ANO: 24 | Nº: 6158

Marcelo Teixeira

marceloct@ymail.com
Advogado e professor universitário - Urcamp
09/02/2019 Marcelo Teixeira (Opinião)

Impessoalidades não existem

Em priscas eras as pessoas sonhavam voar, ambicionavam se movimentar sem contato com o solo, desafiando a lei da gravidade. Os modelos a serem seguidos, imitados e estudados eram os pássaros. Insistiram tanto, pensaram tanto, estudaram tanto que um dia, enfim, conseguiram "sair do chão".

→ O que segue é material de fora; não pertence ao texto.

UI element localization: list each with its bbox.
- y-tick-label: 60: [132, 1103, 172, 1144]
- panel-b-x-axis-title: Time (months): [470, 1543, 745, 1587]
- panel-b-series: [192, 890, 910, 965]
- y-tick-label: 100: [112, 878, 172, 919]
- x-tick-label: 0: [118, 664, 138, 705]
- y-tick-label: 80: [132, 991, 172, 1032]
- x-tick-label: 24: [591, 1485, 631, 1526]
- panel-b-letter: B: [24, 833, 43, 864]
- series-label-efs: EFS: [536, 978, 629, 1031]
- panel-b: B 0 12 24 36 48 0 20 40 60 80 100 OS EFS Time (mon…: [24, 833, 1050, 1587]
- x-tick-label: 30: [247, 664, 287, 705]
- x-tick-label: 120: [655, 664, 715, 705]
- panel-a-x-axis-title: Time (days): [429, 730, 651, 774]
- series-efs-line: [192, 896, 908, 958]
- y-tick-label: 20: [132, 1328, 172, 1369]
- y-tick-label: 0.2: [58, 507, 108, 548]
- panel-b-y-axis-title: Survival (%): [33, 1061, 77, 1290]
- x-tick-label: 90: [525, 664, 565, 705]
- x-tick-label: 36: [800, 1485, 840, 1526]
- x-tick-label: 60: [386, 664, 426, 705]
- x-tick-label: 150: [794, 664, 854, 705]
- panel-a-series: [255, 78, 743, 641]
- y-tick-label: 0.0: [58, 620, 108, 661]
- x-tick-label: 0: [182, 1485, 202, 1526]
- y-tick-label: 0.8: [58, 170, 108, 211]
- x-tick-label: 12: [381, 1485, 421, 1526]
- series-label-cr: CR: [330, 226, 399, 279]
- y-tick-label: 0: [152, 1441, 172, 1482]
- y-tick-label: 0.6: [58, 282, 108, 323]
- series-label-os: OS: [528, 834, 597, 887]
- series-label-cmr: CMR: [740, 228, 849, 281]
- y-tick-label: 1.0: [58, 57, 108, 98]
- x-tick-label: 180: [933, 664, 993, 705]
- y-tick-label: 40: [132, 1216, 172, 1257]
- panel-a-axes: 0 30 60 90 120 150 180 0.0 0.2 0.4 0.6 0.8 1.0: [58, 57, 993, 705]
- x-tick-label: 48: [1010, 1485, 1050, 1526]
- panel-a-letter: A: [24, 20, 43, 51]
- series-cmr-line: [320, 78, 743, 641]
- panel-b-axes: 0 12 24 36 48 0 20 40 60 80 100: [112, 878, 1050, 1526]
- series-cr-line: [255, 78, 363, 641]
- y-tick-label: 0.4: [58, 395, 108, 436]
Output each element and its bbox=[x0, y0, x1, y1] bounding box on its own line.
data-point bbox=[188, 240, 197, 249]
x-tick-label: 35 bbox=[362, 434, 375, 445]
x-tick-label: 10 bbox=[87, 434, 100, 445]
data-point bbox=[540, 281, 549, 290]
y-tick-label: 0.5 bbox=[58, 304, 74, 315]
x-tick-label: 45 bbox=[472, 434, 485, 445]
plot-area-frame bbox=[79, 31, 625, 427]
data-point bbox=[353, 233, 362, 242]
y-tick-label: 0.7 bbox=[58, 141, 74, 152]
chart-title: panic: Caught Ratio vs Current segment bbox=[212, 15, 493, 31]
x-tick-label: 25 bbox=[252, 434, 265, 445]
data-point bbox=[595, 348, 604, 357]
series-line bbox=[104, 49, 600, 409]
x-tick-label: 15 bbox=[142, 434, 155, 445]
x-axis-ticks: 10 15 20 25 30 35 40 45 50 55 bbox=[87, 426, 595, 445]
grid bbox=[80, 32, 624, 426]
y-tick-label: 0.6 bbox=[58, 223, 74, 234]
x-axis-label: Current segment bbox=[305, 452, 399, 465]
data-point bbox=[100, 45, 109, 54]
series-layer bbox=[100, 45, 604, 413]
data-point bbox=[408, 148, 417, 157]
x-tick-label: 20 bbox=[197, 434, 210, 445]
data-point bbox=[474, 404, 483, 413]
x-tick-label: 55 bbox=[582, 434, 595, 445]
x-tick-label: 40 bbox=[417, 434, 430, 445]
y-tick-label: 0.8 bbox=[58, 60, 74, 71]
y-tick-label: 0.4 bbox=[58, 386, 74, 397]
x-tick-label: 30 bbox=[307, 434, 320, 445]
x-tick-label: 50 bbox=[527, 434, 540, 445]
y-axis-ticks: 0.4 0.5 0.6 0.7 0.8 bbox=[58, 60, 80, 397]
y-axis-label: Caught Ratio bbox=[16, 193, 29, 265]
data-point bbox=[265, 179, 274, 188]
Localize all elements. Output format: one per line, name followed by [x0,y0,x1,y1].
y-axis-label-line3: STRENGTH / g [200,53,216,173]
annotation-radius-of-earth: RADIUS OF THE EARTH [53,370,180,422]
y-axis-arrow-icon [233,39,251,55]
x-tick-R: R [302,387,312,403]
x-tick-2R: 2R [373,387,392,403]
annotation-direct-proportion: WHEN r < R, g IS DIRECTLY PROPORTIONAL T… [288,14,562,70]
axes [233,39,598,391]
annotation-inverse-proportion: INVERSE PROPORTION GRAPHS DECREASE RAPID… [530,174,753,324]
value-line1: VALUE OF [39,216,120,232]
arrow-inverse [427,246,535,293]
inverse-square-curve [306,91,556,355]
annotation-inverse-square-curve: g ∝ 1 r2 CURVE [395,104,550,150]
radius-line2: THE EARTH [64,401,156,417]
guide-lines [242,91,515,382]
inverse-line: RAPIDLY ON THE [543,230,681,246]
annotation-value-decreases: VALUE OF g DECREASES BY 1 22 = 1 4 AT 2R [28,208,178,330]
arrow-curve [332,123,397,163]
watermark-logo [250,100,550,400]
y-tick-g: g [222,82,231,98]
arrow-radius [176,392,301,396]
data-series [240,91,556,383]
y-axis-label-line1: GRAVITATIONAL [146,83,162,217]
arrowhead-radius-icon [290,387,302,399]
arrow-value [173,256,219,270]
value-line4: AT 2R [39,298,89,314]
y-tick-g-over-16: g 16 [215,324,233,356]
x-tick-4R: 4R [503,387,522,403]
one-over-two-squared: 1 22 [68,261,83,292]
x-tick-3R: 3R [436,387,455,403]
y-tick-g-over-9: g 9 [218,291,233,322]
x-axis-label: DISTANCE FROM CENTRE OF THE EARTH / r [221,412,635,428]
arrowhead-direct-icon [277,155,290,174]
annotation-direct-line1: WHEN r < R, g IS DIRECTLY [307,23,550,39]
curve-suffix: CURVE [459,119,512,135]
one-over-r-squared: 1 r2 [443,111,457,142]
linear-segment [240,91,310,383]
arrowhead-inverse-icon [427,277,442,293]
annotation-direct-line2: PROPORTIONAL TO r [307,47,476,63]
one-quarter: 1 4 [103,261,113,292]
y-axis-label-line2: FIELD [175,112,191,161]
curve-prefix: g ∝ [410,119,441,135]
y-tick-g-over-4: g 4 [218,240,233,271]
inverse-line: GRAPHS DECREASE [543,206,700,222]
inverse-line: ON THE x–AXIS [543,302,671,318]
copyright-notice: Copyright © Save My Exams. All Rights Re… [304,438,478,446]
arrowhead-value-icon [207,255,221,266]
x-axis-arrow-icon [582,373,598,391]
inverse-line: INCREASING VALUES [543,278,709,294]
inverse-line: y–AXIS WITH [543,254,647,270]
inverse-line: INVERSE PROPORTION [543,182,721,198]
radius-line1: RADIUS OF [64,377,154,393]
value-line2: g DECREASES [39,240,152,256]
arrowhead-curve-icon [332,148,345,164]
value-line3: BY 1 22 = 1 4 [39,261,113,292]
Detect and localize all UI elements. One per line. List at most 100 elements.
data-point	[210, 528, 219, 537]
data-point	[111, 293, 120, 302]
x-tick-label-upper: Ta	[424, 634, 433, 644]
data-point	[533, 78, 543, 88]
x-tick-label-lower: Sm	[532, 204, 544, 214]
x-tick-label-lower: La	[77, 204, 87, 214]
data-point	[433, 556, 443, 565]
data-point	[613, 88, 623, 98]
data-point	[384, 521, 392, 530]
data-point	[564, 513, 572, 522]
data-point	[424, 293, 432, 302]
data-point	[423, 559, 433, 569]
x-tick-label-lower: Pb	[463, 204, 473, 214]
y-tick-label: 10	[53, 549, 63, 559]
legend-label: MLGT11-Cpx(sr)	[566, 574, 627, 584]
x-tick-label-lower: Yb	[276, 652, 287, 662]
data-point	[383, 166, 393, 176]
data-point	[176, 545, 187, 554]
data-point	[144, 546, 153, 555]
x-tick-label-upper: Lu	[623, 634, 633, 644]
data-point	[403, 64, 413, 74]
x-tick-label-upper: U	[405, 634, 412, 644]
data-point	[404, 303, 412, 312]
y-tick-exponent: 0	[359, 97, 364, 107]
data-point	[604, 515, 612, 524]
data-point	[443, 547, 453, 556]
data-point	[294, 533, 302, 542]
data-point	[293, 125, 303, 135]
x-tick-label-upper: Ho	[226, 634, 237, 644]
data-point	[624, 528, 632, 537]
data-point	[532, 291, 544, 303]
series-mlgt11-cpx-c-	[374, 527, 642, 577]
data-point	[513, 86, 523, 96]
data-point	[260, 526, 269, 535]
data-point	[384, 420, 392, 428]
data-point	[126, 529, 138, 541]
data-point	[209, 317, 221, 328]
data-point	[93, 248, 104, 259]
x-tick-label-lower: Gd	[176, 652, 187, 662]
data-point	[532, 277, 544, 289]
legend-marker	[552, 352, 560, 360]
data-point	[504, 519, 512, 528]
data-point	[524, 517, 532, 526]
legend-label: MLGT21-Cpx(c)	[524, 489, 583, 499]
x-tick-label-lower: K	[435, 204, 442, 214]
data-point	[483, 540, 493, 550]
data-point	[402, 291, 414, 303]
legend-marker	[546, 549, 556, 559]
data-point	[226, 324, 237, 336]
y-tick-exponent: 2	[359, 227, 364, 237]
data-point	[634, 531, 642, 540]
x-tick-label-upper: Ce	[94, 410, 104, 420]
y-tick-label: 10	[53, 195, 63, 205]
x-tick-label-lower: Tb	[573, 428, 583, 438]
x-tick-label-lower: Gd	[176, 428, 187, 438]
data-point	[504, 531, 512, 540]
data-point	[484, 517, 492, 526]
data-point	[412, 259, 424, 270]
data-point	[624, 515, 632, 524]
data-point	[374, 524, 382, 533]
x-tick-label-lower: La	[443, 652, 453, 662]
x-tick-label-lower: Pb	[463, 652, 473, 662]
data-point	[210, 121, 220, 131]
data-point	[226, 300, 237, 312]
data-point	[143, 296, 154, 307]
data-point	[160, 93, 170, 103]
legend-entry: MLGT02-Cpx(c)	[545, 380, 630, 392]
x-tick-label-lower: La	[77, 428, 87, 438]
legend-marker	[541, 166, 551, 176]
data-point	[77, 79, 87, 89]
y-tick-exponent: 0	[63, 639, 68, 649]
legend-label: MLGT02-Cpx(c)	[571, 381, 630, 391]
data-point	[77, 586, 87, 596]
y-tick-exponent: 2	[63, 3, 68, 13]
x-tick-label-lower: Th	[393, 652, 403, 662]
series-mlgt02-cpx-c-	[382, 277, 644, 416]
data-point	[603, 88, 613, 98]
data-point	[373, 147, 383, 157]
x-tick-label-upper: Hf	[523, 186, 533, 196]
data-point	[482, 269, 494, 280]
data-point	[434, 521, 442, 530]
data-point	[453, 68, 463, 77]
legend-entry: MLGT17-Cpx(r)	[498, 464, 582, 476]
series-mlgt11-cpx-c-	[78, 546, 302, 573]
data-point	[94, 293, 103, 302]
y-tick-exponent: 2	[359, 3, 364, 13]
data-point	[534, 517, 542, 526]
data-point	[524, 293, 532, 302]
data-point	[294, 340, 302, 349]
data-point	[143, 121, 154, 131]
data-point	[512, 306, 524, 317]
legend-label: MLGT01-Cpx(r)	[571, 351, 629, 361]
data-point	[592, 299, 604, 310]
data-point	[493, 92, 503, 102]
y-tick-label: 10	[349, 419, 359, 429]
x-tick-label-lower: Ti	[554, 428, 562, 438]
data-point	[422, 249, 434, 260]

Até antes dessa conquista dos ares, os humanos já ambicionavam, também, atingir outros objetivos não humanos e, para tanto, idealizaram e criaram corporações, instituições, empresas, enfim, pessoas não humanas, pois somente entes não humanos poderiam ter virtudes não humanas. Assim, nasceram as pessoas jurídicas, muitas delas com finalidades nobres, socialmente relevantes, teoricamente mais estáveis, duradouras e inabaláveis que seus membros ou dirigentes.
O Poder Judiciário, por exemplo, instituição criada pelos humanos para mediar os conflitos entre as pessoas e assumir a responsabilidade pela "vingança" das vítimas de crimes e outros ilícitos, é representado por imagens como a balança e a deusa Themis. Imagens criadas para representar virtudes como equilíbrio, isenção, imparcialidade, ponderação, força e justiça. Todavia, quem coloca em prática todas estas virtudes e objetivos do judiciário são os juízes, pessoas comuns sujeitas às tentações e fraquezas humanas. As virtudes do judiciário, então, só se tornariam realidade se os seus representantes fossem igualmente virtuosos, porém eles não são deuses.
Anos atrás, quando o PT ainda estava longe de conquistar o poder, os petistas mais apaixonados diziam que o PT era diferente dos demais partidos pois, independente de quem fosse eleito, o sucesso de suas gestões estaria garantido. Confiavam tanto no programa e no ideário do partido, que seria praticamente impossível algum representante do partido, no exercício de alguma função pública, pudesse macular aquela imagem de único depositário da moral e da ética, construída ao longo de sua existência. O tempo provou que, em diferentes administrações e circunstâncias, isso não era verdade. O que faz diferença numa gestão ou no exercício de um mandato, não é a bandeira do partido nem o seu programa, e sim as virtudes pessoais deste ou daquele mandatário. Por isso, nem todas as gestões petistas foram bem sucedidas. Se fosse uma qualidade do partido, todas gestões seriam igualmente boas ou ruins.
O mesmo acontece nos times de futebol, cooperativas, clubes sociais, sindicatos, fundações, enfim, em todas as pessoas jurídicas, que são ultrassensíveis às iniciativas de seus gestores, provando, em última análise, que o que faz diferença é a qualidade das pessoas que a dirigem e não a qualidade dos estatutos, a tradição ou os princípios que a norteiam. Pessoas corretas, sensíveis, criativas e com atitude são capazes de fazer verdadeiras revoluções no comando das pessoas jurídicas. Pena que pessoas assim não são muito comuns. Se fossem, nossas corporações e instituições seriam bem melhores.
E se o caráter das pessoas jurídicas é tão afetado pelo caráter de seus gestores e representantes, é justo que, na hora da responsabilização por ilícitos, as pessoas físicas assumam proporcionalmente uma quota maior de responsabilidade e não utilizem as pessoas jurídicas como escudo para acobertá-la. As virtudes não humanas das pessoas jurídicas lhes proporcionam uma espécie de imunidade às mais severas sanções legais, pois estas foram elaboradas visando atingir exclusivamente humanos.